Subsequently, Google repositioned their sponsored adds away from the ’right-hand-side’ and moved them significantly to the ‘left’ so as to ‘butt-up’ almost next to the free/organic results. Google also added an option to Adwords users to ‘enhance’ their sponsored links by adding Site Links to their Ads … the nett effect of which is to push the free/organic results even further down the page, where even the No. 1 ‘organic’ result would be below the fold (BTF).
Another Google search enhancement that had predictable impact, particularly on the SEO community, has been Google Suggest … that, in effect, pre-empted many searchers, carrying out individual searching at all, as they let themselves be influenced by ‘suggest’.
In the meanwhile, Google introduced blended/universal search results …. and ‘personalised’ search results …. including images, locations, business listings, videos, news.
And, of course, Google wasn’t alone in driving change in search: the new Social Media innovations like Twitter, FaceBook, YouTube et al, with dynamic ‘real-time’ updates took centre stage and Google had to respond. Along the way … it was becoming more of a challenge for the SEO community to know what was going on, as there was no longer a ‘single’ view as to exactly what results were being displayed to their core audience.

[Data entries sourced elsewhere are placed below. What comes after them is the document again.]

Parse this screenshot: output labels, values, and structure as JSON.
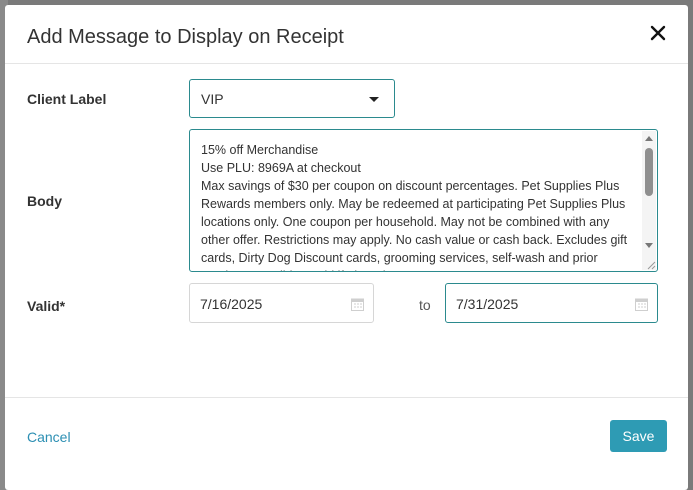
{
  "modal": {
    "title": "Add Message to Display on Receipt"
  },
  "form": {
    "client_label": {
      "label": "Client Label",
      "value": "VIP"
    },
    "body": {
      "label": "Body",
      "value": "15% off Merchandise\nUse PLU: 8969A at checkout\nMax savings of $30 per coupon on discount percentages. Pet Supplies Plus Rewards members only. May be redeemed at participating Pet Supplies Plus locations only. One coupon per household. May not be combined with any other offer. Restrictions may apply. No cash value or cash back. Excludes gift cards, Dirty Dog Discount cards, grooming services, self-wash and prior purchases. Valid ... Void if altered..."
    },
    "valid": {
      "label": "Valid*",
      "start": "7/16/2025",
      "to_label": "to",
      "end": "7/31/2025"
    }
  },
  "footer": {
    "cancel_label": "Cancel",
    "save_label": "Save"
  },
  "colors": {
    "accent": "#2b8a8e",
    "save_button": "#2e9bb4",
    "link": "#2c8fb3"
  },
  "icons": {
    "close": "close-icon",
    "dropdown": "chevron-down-icon",
    "calendar": "calendar-icon"
  }
}
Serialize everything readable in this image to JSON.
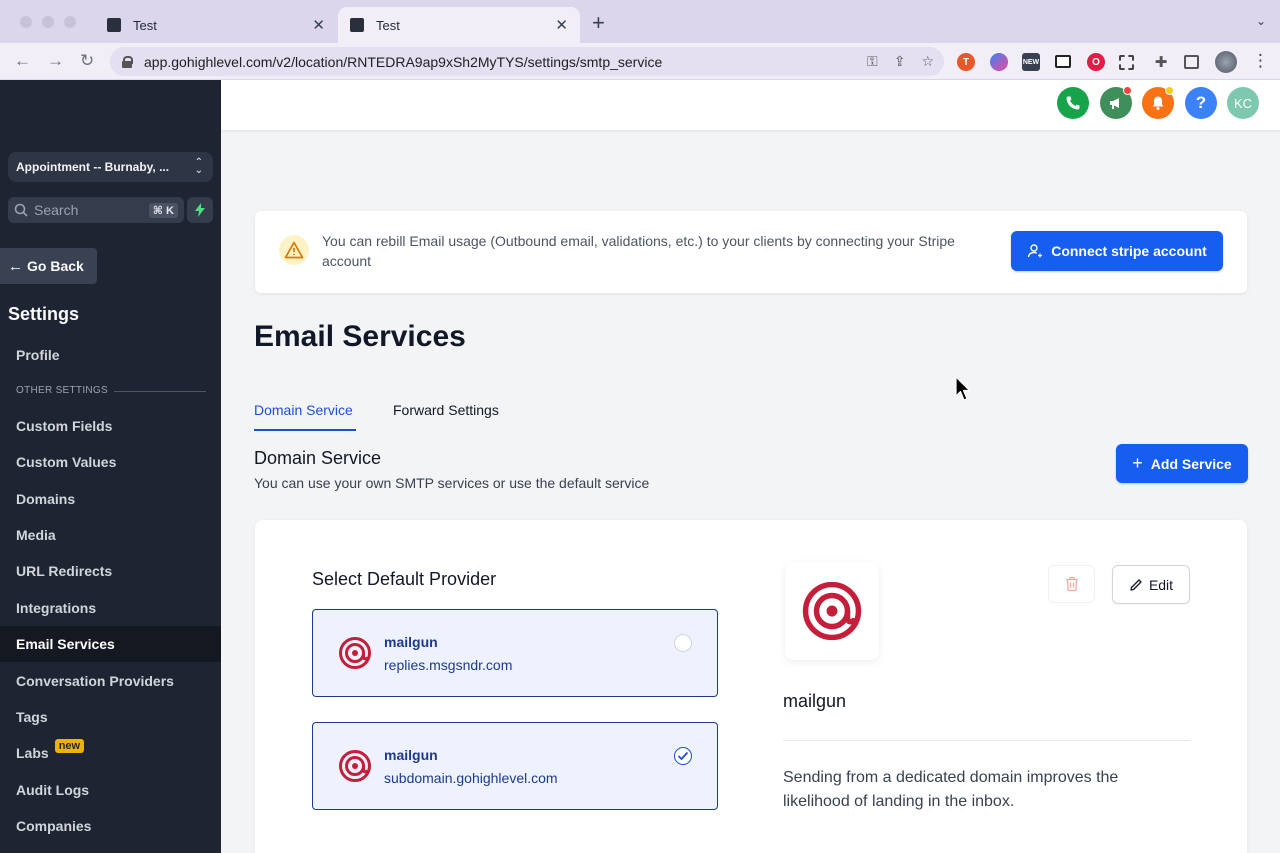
{
  "browser": {
    "tabs": [
      {
        "title": "Test",
        "active": false
      },
      {
        "title": "Test",
        "active": true
      }
    ],
    "new_tab_symbol": "+",
    "url": "app.gohighlevel.com/v2/location/RNTEDRA9ap9xSh2MyTYS/settings/smtp_service",
    "extension_icons": [
      "translate-ext-icon",
      "drop-ext-icon",
      "new-ext-icon",
      "pip-ext-icon",
      "opera-ext-icon",
      "screenshot-ext-icon",
      "puzzle-icon",
      "sidepanel-icon",
      "profile-avatar"
    ]
  },
  "sidebar": {
    "location": "Appointment -- Burnaby, ...",
    "search_placeholder": "Search",
    "search_shortcut": "⌘ K",
    "go_back": "Go Back",
    "title": "Settings",
    "profile": "Profile",
    "section_label": "OTHER SETTINGS",
    "items": [
      {
        "label": "Custom Fields",
        "active": false
      },
      {
        "label": "Custom Values",
        "active": false
      },
      {
        "label": "Domains",
        "active": false
      },
      {
        "label": "Media",
        "active": false
      },
      {
        "label": "URL Redirects",
        "active": false
      },
      {
        "label": "Integrations",
        "active": false
      },
      {
        "label": "Email Services",
        "active": true
      },
      {
        "label": "Conversation Providers",
        "active": false
      },
      {
        "label": "Tags",
        "active": false
      },
      {
        "label": "Labs",
        "active": false,
        "badge": "new"
      },
      {
        "label": "Audit Logs",
        "active": false
      },
      {
        "label": "Companies",
        "active": false
      }
    ]
  },
  "header": {
    "avatar_initials": "KC",
    "colors": {
      "phone": "#16a34a",
      "megaphone": "#3f8f5a",
      "bell": "#f97316",
      "help": "#3b82f6",
      "avatar": "#7ec8b0"
    }
  },
  "alert": {
    "text": "You can rebill Email usage (Outbound email, validations, etc.) to your clients by connecting your Stripe account",
    "button": "Connect stripe account"
  },
  "page": {
    "title": "Email Services",
    "tabs": [
      "Domain Service",
      "Forward Settings"
    ],
    "active_tab": "Domain Service",
    "section_title": "Domain Service",
    "section_subtitle": "You can use your own SMTP services or use the default service",
    "add_button": "Add Service"
  },
  "card": {
    "heading": "Select Default Provider",
    "providers": [
      {
        "name": "mailgun",
        "domain": "replies.msgsndr.com",
        "selected": false
      },
      {
        "name": "mailgun",
        "domain": "subdomain.gohighlevel.com",
        "selected": true
      }
    ],
    "detail_name": "mailgun",
    "edit_label": "Edit",
    "description": "Sending from a dedicated domain improves the likelihood of landing in the inbox."
  },
  "colors": {
    "primary": "#155eef",
    "sidebar_bg": "#1e2431",
    "mailgun_red": "#c41e3a"
  }
}
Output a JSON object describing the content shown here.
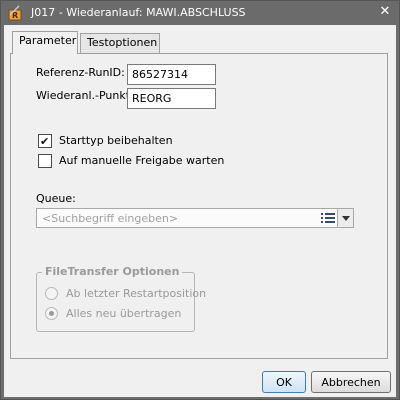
{
  "window": {
    "title": "J017 - Wiederanlauf: MAWI.ABSCHLUSS",
    "close_glyph": "✕"
  },
  "tabs": [
    {
      "label": "Parameter",
      "active": true
    },
    {
      "label": "Testoptionen",
      "active": false
    }
  ],
  "fields": {
    "run_id": {
      "label": "Referenz-RunID:",
      "value": "86527314"
    },
    "restart_point": {
      "label": "Wiederanl.-Punkt:",
      "value": "REORG"
    }
  },
  "checkboxes": [
    {
      "label": "Starttyp beibehalten",
      "checked": true
    },
    {
      "label": "Auf manuelle Freigabe warten",
      "checked": false
    }
  ],
  "queue": {
    "label": "Queue:",
    "placeholder": "<Suchbegriff eingeben>",
    "value": ""
  },
  "filetransfer": {
    "title": "FileTransfer Optionen",
    "options": [
      {
        "label": "Ab letzter Restartposition",
        "selected": false,
        "enabled": false
      },
      {
        "label": "Alles neu übertragen",
        "selected": true,
        "enabled": false
      }
    ]
  },
  "buttons": {
    "ok": "OK",
    "cancel": "Abbrechen"
  },
  "colors": {
    "titlebar": "#6b6b6b",
    "client_bg": "#f0f0f0",
    "default_button_border": "#3c7fb1",
    "disabled_text": "#9a9a9a"
  }
}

More recently, in April/May 2010, there was Google’s roll-out of its Caffeine index update and soon afterwards its complete overhaul of its Home Page ‘look-and-feel’ with ’usability’ improvements that they claim are a natural progression to provide a much richer end user experience – you may or may not agree with that statement! Users can select from the ’pick-n-mix’ menu of presentational styles (some of which are listed below) that suits their individual preferences … but all in all, compared to the ‘uncluttered’ point from where we started, some may take the view that it’s an awful lot of ’clutter’.
For whose benefit was all this being done? For Google’s of course! Google’s Q2/2010 revenues of $6.82bn for the quarter tells its own tale. The sure-fire winner is Google’s Adwords programme and those involved in PPC which now pretty well dominates the ATF ‘on-page’ real estate, but not much sunlight there for the SEO community.

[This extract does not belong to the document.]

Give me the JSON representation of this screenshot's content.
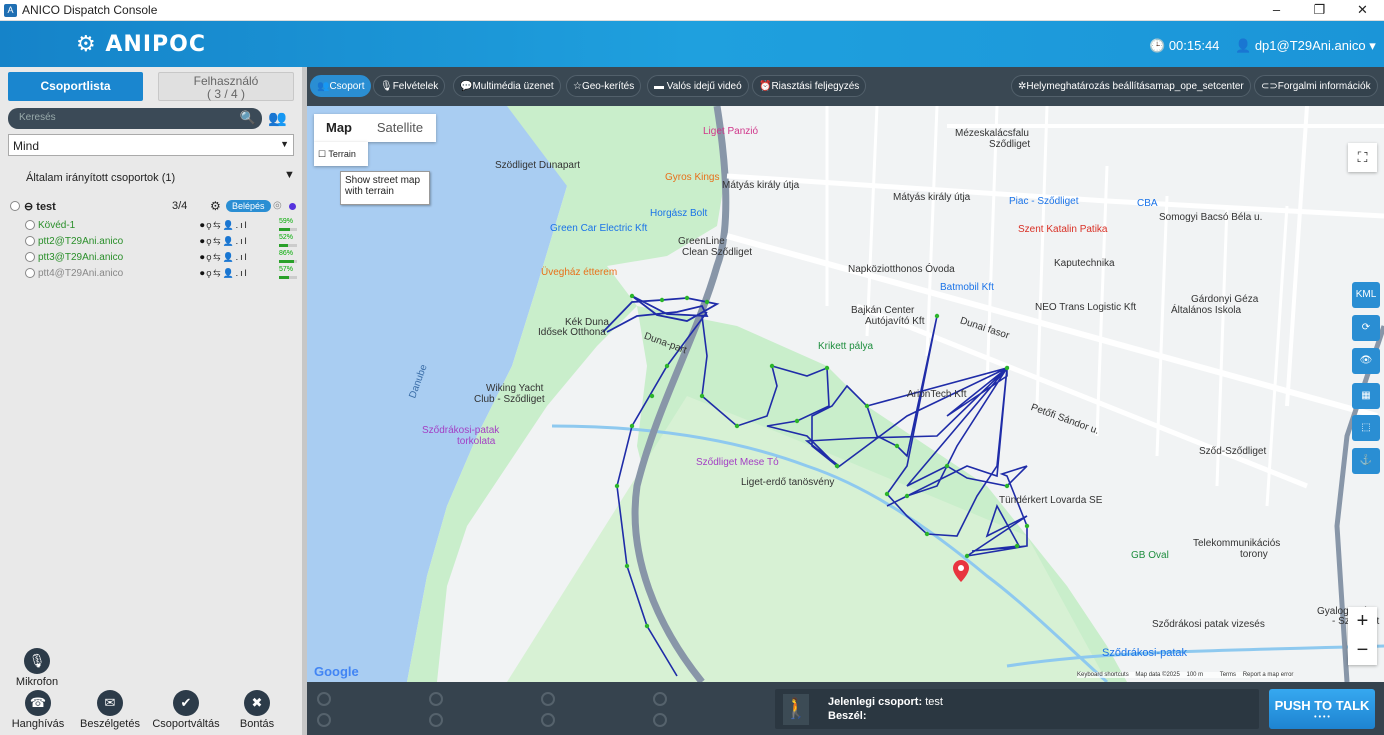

But reflecting on all the foregoing, is all this ‘clutter’ signalling the end for the SEO community? We don’t think so. It’s a ‘game-changer’ for sure … and presents a ’different’ set of challenges, that’s all. There’s a slew of evidence (source: The Info-Tech Group) that even in these ‘different’ times, by undertaking SEO you are 6 times more likely to increase the ‘stickiness’ of your website and by achieving high ‘organic’ rankings on key search terms, you bring a lot of value to your brand. In a survey of 95 IT companies, The Info-Tech Group found that 100% of companies that pursued a very high amount of SEO saw their brand gain value.
Although undoubtedly ‘different’ in these days of Social Media et al., the business model for ‘search’ is still pretty much the same as ever: get the right online marketing mix of PPC and SEO and you’ll do well. Win by doing!